— Читай на разлучение души с телом. Что бы не происходило — читай, не дерзни прерваться!!! — прошептал он, и снова закрыл глаза, а спустя минуту старец вскрикнул, как кричат люди, котрых внезапно постиг инфаркт, и обмякнув, упал головой на кровать. Голова Снедалина ударилась о стену, и тот, привалившись к телу старца, замер. Его била пелкая дрожь, но скоро прошла и она. Софроний, в душе которого бушевали страх и ужас перед происходящим, не смея ослушаться старца, читал, но голос его дрожал и срывался. Лишь прозвучало последнее «Аминь!» из его уст, он бросился к старцу, забыв обо всём. Не помнил он и про Дурова, который лежал в проёме двери, постигнутый обмороком. Бросившись к отцу Зосиме, он поднял его бессильную голову и отдёрнулся: из ушей и носа старого монаха сбегали струйки крови. Отец Зосима не дышал…
В гулких полутёмных казематах бункера, спрятанного глубоко под землей, на десятки километров вокруг которого во тьме ночи не было не единой живой души, Софроний остался один…
Когда Снедалин вдруг схватил голову отца Зосимы своими ладонями, старца словно пронзило и наполнило огромным потоком информации. Он увидел всё, что происходило в бункере после того, как Снедалин оставил истекающего кровью изуродованного мертвецами Дурова в оружейной комнате. Вся эта информация, это знание мгновенно навалилось на него, но где-то поверх неё кричал голос, полный неописуемого страдания:
— Батюшка, жажду покаяния и святых молитв твоих! Скорее!!! Умираю!!! Отпусти меня!!!

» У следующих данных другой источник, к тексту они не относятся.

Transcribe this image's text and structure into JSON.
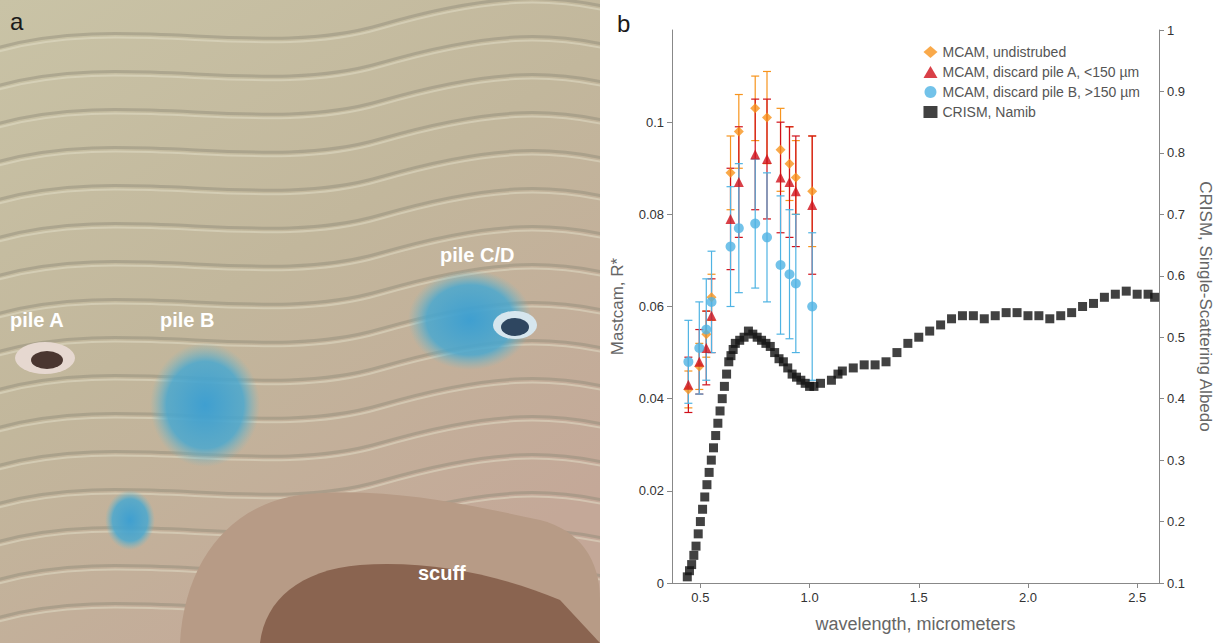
{
  "image_panel": {
    "panel_label": "a",
    "labels": [
      "pile A",
      "pile B",
      "pile C/D",
      "scuff"
    ]
  },
  "chart_data": {
    "type": "scatter",
    "panel_label": "b",
    "x_label": "wavelength, micrometers",
    "y_label": "Mastcam, R*",
    "y2_label": "CRISM, Single-Scattering Albedo",
    "xlim": [
      0.37,
      2.6
    ],
    "xticks": [
      0.5,
      {
        "value": 1,
        "label": "1.0"
      },
      1.5,
      {
        "value": 2,
        "label": "2.0"
      },
      2.5
    ],
    "ylim": [
      0,
      0.12
    ],
    "yticks": [
      0,
      0.02,
      0.04,
      0.06,
      0.08,
      0.1
    ],
    "y2lim": [
      0.1,
      1
    ],
    "y2ticks": [
      0.1,
      0.2,
      0.3,
      0.4,
      0.5,
      0.6,
      0.7,
      0.8,
      0.9,
      1
    ],
    "grid": false,
    "legend": "top-right",
    "series": [
      {
        "name": "MCAM, undistrubed",
        "color": "#f7941d",
        "marker": "diamond",
        "x": [
          0.445,
          0.495,
          0.527,
          0.551,
          0.638,
          0.676,
          0.751,
          0.805,
          0.867,
          0.908,
          0.937,
          1.012
        ],
        "values": [
          0.042,
          0.047,
          0.054,
          0.062,
          0.089,
          0.098,
          0.103,
          0.101,
          0.094,
          0.091,
          0.088,
          0.085
        ],
        "errors": [
          0.004,
          0.005,
          0.005,
          0.005,
          0.008,
          0.008,
          0.007,
          0.01,
          0.009,
          0.008,
          0.008,
          0.012
        ]
      },
      {
        "name": "MCAM, discard pile A, <150 µm",
        "color": "#d0101a",
        "marker": "triangle",
        "x": [
          0.445,
          0.495,
          0.527,
          0.551,
          0.638,
          0.676,
          0.751,
          0.805,
          0.867,
          0.908,
          0.937,
          1.012
        ],
        "values": [
          0.043,
          0.048,
          0.051,
          0.058,
          0.079,
          0.087,
          0.093,
          0.092,
          0.088,
          0.087,
          0.085,
          0.082
        ],
        "errors": [
          0.006,
          0.007,
          0.008,
          0.008,
          0.011,
          0.012,
          0.012,
          0.013,
          0.012,
          0.012,
          0.012,
          0.015
        ]
      },
      {
        "name": "MCAM, discard pile B, >150 µm",
        "color": "#4fb3e3",
        "marker": "circle",
        "x": [
          0.445,
          0.495,
          0.527,
          0.551,
          0.638,
          0.676,
          0.751,
          0.805,
          0.867,
          0.908,
          0.937,
          1.012
        ],
        "values": [
          0.048,
          0.051,
          0.055,
          0.061,
          0.073,
          0.077,
          0.078,
          0.075,
          0.069,
          0.067,
          0.065,
          0.06
        ],
        "errors": [
          0.009,
          0.01,
          0.011,
          0.011,
          0.013,
          0.014,
          0.014,
          0.014,
          0.015,
          0.014,
          0.015,
          0.016
        ]
      },
      {
        "name": "CRISM, Namib",
        "color": "#111111",
        "marker": "square",
        "axis": "y2",
        "x": [
          0.44,
          0.45,
          0.46,
          0.47,
          0.48,
          0.49,
          0.5,
          0.51,
          0.52,
          0.53,
          0.54,
          0.55,
          0.56,
          0.57,
          0.58,
          0.59,
          0.6,
          0.61,
          0.62,
          0.63,
          0.64,
          0.65,
          0.66,
          0.68,
          0.7,
          0.72,
          0.74,
          0.76,
          0.78,
          0.8,
          0.82,
          0.84,
          0.86,
          0.88,
          0.9,
          0.92,
          0.94,
          0.96,
          0.98,
          1.0,
          1.02,
          1.05,
          1.1,
          1.13,
          1.15,
          1.2,
          1.25,
          1.3,
          1.35,
          1.4,
          1.45,
          1.5,
          1.55,
          1.6,
          1.65,
          1.7,
          1.75,
          1.8,
          1.85,
          1.9,
          1.95,
          2.0,
          2.05,
          2.1,
          2.15,
          2.2,
          2.25,
          2.3,
          2.35,
          2.4,
          2.45,
          2.5,
          2.55,
          2.58
        ],
        "values": [
          0.11,
          0.12,
          0.13,
          0.145,
          0.16,
          0.18,
          0.2,
          0.22,
          0.24,
          0.26,
          0.28,
          0.3,
          0.32,
          0.34,
          0.36,
          0.38,
          0.4,
          0.42,
          0.44,
          0.46,
          0.47,
          0.48,
          0.49,
          0.495,
          0.5,
          0.51,
          0.505,
          0.5,
          0.495,
          0.49,
          0.485,
          0.475,
          0.465,
          0.46,
          0.45,
          0.44,
          0.435,
          0.43,
          0.425,
          0.42,
          0.42,
          0.425,
          0.43,
          0.44,
          0.445,
          0.45,
          0.455,
          0.455,
          0.46,
          0.475,
          0.49,
          0.5,
          0.51,
          0.52,
          0.53,
          0.535,
          0.535,
          0.53,
          0.535,
          0.54,
          0.54,
          0.535,
          0.535,
          0.53,
          0.535,
          0.54,
          0.55,
          0.555,
          0.565,
          0.57,
          0.575,
          0.57,
          0.57,
          0.565
        ]
      }
    ]
  }
}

Сквозь наслоение картин, мелькающих в его сознании, он видел фигуру подтянутого моложавого офицера немного за пятьдесят, в военной форме. Его волосы тронула седина, но она не портила его, лишь придавала тому некую степенность, благородство. Он звал его, и отец Зосима пытался прорваться к нему сквозь волну этой информации, сыпавшейся на него в виде эпизодов, картин из жизни того, который звал его, просил о помощи. О той последней помощи, оказать которую способен лишь только священник. Сконцентрировав всю свою волю, старик смог выплыть, прорваться сквозь этот информационный массив, и вернувшись, наказать Софронию сделать то, что сам уже не мог — читать Отходное правило. Затем воронка поглотила отца Зосиму, и падая в глубины невообразимой пропасти, он узнал всё. Навалилась тьма, и видения погасли. Полковник Снедалин поведал старцу всё, что видел и знал сам, тогда когда ещё не стал пророком Божиим, и после, когда он им являлся. Где-то там, на границе подступающей и заполняющей весь рузум старца тьмы, в угасающий свет, уходила фигура в военном кителе, и пока тьма ещё не заполонила всё, фигура обернулась. Полковник Снедалин, уходя, кланялся старому монаху… Но мгновение спустя всё померкло. Уходили цвета, звуки, память — всё, чем был архимандрит отче Зосима, заканчивалось. И в этой кромешной, адовой тьме вдруг отчётливо прозвучал нечеловеческий голос, он был страшен и величественен:
— Воин стал свободен. Теперь — ты!
Первое, что увидел отец Зосима лишь только сознание вернулось в его бренное тело, были ошалевшие, полные слёз глаза верного Софрония. Сквозь ещё не остывшую грань мира, старающегося удержать душу старого монаха, не пустить её обратно из своей вязкой, нездешней субстанции в мир, принятый считаться реальным, лицо келейника показалось старцу невероятно огромным, заполнившим собою всё, что мог увидеть старик — а так бывает с людьми, даже и вполне здоровыми. Отца же Зосиму таковым назвать теперь можно было с большой натяжкой. Уж больно цепко ухватила старца «та» реальность, слишком долго держала она его в себе. Зрачки отца Зосимы разбежались почти до границ радужки, затем мгновенно сузились почти до точек. В изнеможении, со стоном старик снова закрыл их. Софроний же, нависший над своим любимым наставником как скала, лишь промычал что-то бессвязанное, и, перекрестившись, продолжал сверлить лик старца немигающим взглядом. Оба молчали, но для каждого причина молчать была разной. Старец — тот был просто без сил, языком пошевелить — великая тягота. Софроний же не мог осознать происходящего и, увидев, как старец открыл глаза, впал в ступор. За часы, проведённые у его ложа, он уже успел оплакать его не раз, возмутился такой несправедливости и смирился уже раз десять. И вот, для него свершилось чудо! А как назвать иначе? Отец Зосима пробыл в беспамятстве — не дыша! — более шести часов. Чудо, иначе и не скажешь. А когда чудеса происходят, не каждый найдёт слов, чтобы выплестнуть свои эмоции.